In general, wear is mechanically induced surface damage that results in the progressive removal of material due to relative motion between that surface and a contacting substance or substances. A contacting substance may consist of another surface, a fluid, or hard, abrasive particles contained in some form of fluid or suspension, such as a lubricant. As is with friction, the presence of wear can be either good or bad. Productive, controlled wear can be found in processes like machining, cutting, grinding, and polishing. However, in most technological applications, the occurrence of wear is highly undesirable and is an enormously expensive problem since it leads to the deterioration or failure of components. In terms of safety, it is often not as serious (or as sudden) as a fracture, and this is because the wear is usually anticipated.
Certain material characteristics such as hardness, carbide type, and volume percent can have a decided impact on the wear resistance of a material in a given application.

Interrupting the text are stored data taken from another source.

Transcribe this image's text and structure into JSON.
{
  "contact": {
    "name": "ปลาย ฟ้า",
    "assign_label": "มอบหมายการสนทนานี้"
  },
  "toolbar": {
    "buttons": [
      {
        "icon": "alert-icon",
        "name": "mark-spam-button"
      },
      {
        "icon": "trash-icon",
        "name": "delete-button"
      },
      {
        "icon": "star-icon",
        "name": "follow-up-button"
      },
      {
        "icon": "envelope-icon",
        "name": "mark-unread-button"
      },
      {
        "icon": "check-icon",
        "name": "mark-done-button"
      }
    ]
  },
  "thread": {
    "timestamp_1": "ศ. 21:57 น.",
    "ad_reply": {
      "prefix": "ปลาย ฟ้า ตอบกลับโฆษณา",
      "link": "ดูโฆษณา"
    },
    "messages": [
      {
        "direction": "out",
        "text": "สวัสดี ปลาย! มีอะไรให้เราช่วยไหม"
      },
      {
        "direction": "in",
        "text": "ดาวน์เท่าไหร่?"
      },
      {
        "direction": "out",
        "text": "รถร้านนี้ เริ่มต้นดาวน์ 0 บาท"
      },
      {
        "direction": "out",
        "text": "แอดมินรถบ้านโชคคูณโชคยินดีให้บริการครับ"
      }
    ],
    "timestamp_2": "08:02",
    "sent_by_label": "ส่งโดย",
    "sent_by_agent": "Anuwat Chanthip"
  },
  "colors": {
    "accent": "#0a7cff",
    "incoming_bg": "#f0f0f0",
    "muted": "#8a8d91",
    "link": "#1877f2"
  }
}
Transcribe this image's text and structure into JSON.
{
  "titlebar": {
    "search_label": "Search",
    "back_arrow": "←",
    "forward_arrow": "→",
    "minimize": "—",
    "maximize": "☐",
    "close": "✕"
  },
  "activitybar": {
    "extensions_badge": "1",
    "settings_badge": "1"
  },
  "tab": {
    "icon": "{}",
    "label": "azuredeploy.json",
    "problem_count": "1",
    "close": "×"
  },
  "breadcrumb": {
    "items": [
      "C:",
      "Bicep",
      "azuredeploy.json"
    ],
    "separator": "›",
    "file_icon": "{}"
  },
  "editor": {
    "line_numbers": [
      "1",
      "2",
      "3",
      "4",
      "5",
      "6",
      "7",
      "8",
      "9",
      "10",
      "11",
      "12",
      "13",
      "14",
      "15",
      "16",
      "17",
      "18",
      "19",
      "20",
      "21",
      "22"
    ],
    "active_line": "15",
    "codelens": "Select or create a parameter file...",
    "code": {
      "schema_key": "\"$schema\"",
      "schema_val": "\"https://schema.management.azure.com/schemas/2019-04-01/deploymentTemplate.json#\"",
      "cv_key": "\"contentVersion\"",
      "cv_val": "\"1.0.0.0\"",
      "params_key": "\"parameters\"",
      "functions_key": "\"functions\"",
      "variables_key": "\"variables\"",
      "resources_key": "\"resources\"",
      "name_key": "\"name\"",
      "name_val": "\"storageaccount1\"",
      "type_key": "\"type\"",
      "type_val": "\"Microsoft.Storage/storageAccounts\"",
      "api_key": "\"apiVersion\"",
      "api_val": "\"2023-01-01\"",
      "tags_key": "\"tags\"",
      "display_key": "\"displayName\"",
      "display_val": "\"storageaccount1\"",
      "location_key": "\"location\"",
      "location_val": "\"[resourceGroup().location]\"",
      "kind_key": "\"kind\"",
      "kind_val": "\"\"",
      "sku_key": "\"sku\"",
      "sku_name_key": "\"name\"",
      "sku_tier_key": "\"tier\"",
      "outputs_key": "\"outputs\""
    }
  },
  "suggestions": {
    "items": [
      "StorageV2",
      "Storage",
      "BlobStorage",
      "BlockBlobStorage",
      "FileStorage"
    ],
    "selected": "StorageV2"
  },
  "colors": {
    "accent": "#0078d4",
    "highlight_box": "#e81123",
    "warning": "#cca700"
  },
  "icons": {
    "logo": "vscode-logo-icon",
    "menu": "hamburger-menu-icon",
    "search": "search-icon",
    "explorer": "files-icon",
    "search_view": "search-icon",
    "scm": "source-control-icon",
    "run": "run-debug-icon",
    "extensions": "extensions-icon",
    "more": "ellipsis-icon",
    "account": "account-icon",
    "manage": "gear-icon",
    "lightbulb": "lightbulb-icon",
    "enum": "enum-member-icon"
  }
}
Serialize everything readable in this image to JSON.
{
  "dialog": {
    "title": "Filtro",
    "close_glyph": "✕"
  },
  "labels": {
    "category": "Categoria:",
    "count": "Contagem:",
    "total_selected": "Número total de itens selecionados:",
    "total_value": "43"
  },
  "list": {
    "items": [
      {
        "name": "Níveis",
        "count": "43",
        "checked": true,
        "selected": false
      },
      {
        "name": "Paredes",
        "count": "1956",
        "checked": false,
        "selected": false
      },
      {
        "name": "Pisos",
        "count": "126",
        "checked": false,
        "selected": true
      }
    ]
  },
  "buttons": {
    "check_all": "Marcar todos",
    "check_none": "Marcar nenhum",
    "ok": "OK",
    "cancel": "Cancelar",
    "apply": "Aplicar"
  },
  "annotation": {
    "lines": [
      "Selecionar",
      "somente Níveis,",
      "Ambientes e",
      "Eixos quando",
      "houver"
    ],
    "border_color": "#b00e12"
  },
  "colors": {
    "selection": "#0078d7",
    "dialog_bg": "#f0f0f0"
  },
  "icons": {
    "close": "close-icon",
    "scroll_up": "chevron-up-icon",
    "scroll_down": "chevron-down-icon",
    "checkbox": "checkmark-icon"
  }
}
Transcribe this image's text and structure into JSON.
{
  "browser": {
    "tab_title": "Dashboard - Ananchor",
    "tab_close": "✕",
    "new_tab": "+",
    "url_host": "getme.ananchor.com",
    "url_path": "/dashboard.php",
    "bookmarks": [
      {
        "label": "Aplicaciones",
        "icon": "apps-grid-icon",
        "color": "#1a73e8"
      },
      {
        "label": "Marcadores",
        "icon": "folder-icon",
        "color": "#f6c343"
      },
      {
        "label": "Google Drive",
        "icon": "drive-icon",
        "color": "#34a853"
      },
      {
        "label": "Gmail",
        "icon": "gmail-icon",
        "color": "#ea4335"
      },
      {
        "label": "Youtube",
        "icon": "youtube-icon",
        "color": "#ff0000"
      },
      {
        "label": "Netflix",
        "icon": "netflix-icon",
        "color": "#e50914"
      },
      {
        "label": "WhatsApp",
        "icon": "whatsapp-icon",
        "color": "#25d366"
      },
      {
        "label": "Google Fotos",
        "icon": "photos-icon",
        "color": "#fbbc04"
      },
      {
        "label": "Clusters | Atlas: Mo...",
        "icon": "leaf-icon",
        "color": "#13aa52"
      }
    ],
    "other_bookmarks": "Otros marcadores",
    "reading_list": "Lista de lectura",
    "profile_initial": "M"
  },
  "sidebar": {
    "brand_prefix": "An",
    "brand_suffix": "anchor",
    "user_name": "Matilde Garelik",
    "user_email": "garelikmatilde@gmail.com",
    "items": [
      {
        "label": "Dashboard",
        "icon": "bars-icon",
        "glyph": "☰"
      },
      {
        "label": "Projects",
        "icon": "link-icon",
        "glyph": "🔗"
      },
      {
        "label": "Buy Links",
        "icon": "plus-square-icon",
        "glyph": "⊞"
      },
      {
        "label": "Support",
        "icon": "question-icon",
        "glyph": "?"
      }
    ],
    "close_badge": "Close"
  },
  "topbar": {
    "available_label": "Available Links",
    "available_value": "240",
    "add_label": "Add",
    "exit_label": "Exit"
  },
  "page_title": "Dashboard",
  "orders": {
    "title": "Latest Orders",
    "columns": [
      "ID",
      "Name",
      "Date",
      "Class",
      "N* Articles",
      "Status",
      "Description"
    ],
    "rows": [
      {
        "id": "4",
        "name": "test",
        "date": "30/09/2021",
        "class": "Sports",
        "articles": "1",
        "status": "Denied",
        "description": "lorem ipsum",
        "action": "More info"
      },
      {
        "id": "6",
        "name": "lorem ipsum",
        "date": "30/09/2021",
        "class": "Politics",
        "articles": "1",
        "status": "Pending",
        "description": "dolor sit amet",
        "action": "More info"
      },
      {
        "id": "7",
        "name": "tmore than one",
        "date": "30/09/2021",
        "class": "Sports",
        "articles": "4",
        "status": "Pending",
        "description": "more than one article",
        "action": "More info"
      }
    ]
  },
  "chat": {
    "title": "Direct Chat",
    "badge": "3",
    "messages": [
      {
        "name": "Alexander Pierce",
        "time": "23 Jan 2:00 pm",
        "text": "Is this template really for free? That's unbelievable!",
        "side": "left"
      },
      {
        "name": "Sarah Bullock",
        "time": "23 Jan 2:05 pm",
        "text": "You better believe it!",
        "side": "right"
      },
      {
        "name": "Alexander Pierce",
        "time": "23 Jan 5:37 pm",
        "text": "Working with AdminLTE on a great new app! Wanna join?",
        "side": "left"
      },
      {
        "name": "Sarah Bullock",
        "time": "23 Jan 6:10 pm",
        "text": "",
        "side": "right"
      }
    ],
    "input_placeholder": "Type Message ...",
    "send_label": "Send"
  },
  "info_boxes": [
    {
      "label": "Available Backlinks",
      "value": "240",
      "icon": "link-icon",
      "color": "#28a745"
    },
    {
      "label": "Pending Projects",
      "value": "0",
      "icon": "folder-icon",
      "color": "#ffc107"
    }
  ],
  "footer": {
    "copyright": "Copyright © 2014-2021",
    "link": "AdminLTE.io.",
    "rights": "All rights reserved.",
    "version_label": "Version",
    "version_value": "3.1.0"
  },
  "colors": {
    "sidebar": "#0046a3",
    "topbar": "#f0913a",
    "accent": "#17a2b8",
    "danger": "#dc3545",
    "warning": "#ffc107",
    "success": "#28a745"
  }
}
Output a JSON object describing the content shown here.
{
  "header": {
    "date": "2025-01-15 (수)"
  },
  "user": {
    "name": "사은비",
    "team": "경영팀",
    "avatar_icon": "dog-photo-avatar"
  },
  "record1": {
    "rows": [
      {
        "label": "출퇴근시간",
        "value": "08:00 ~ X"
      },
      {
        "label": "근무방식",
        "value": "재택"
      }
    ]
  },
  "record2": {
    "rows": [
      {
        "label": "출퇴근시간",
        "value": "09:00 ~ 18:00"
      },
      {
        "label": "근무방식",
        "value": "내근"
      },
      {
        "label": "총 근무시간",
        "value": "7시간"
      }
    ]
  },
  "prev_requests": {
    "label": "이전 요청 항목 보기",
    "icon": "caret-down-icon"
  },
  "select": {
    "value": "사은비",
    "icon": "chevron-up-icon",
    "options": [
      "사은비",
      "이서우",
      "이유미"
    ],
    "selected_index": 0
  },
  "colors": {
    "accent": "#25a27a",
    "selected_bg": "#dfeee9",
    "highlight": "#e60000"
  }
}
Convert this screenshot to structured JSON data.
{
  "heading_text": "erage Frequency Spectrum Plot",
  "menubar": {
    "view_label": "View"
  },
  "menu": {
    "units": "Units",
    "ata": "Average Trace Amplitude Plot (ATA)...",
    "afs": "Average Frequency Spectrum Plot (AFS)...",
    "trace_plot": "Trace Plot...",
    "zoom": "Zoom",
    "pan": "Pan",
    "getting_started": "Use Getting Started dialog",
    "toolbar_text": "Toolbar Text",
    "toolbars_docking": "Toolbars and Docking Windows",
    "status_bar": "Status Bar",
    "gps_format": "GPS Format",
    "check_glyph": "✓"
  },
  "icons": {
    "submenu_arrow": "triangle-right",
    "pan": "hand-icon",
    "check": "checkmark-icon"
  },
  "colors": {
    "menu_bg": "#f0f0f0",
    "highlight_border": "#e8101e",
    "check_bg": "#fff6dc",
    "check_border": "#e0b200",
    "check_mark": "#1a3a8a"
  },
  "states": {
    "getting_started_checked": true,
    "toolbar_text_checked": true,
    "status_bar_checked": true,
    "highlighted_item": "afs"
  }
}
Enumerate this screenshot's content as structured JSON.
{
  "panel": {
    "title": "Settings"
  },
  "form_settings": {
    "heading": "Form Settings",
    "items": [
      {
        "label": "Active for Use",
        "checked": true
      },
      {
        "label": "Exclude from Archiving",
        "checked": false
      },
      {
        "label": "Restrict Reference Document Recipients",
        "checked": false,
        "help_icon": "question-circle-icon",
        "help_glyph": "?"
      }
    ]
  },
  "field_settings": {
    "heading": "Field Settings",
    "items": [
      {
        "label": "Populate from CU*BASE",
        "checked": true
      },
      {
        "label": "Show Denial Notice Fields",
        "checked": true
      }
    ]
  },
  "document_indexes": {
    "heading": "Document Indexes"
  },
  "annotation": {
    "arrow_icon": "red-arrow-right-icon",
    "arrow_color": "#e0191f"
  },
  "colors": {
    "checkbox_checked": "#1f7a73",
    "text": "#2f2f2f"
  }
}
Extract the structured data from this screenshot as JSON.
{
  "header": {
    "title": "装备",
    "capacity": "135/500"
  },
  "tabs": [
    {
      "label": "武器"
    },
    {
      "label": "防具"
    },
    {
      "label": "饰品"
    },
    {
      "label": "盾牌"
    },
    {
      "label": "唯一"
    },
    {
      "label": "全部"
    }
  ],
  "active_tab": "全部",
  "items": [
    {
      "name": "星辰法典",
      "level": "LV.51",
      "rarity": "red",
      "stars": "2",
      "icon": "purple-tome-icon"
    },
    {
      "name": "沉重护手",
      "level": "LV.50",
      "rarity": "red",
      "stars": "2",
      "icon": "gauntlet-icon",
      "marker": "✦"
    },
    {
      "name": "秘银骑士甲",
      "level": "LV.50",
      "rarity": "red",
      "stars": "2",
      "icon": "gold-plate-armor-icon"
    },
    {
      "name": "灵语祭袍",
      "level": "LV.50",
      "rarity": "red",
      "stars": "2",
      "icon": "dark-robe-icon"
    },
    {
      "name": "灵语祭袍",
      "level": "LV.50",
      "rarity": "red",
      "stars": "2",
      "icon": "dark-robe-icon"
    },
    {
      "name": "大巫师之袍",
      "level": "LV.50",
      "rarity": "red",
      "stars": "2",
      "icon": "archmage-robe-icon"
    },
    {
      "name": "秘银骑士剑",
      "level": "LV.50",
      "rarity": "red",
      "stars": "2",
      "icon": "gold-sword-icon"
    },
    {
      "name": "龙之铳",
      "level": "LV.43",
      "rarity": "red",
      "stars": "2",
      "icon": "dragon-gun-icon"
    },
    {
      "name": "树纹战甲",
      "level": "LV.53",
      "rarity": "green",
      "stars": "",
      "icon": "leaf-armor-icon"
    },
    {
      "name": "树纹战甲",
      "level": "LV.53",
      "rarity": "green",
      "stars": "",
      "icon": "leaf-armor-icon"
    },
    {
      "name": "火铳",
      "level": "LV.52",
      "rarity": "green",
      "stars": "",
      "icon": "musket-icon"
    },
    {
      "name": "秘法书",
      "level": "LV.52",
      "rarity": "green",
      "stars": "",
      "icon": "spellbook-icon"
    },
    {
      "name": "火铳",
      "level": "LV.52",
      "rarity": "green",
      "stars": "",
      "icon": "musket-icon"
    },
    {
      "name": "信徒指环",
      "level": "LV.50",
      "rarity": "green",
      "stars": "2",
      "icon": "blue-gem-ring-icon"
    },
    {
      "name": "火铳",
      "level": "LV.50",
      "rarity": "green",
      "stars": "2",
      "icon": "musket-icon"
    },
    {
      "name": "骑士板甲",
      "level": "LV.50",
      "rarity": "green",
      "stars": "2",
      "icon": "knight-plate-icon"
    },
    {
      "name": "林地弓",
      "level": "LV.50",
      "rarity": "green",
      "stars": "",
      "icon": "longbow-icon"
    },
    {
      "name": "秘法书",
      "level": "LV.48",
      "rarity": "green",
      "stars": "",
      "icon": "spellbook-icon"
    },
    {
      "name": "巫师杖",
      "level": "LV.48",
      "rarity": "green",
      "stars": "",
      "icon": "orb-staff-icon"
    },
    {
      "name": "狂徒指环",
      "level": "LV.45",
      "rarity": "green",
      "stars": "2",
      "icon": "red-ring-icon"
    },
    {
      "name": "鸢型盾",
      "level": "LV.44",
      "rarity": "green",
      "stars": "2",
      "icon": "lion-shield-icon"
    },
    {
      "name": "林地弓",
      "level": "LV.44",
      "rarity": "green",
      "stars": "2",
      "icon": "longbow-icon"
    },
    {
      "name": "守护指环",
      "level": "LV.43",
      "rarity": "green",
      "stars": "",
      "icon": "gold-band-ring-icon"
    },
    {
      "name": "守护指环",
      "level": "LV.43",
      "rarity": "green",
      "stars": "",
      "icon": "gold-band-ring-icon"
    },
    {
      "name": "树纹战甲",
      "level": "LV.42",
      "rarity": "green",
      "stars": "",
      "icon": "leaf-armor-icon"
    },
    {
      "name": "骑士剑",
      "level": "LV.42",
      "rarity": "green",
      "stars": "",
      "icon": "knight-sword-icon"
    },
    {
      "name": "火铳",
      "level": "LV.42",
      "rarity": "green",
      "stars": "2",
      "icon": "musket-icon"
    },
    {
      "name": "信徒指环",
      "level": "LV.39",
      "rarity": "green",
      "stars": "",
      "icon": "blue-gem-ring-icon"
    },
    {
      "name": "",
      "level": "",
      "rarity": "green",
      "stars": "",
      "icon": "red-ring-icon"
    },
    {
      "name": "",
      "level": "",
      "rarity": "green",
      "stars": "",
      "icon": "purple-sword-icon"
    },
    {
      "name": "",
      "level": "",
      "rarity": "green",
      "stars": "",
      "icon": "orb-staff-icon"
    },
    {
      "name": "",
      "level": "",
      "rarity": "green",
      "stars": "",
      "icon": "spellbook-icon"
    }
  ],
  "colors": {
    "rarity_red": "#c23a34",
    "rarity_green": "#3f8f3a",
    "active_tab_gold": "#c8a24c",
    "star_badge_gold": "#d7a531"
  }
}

Wear, like corrosion, has multiple types and subtypes that are predictable to some extent and are rather difficult to test and evaluate in the lab or service reliably.
Diffusion or dissolution wear refers to the damage, erosion, or degradation of materials on a metal’s surface due to increased surface temperatures. When two materials are in contact, atoms from one material could diffuse into the other, causing diffusion or dissolution wear. Diffusive wear is primarily due to the heat produced by adhesion when two rough surfaces move across each other, typically when one metal is sliding across the other.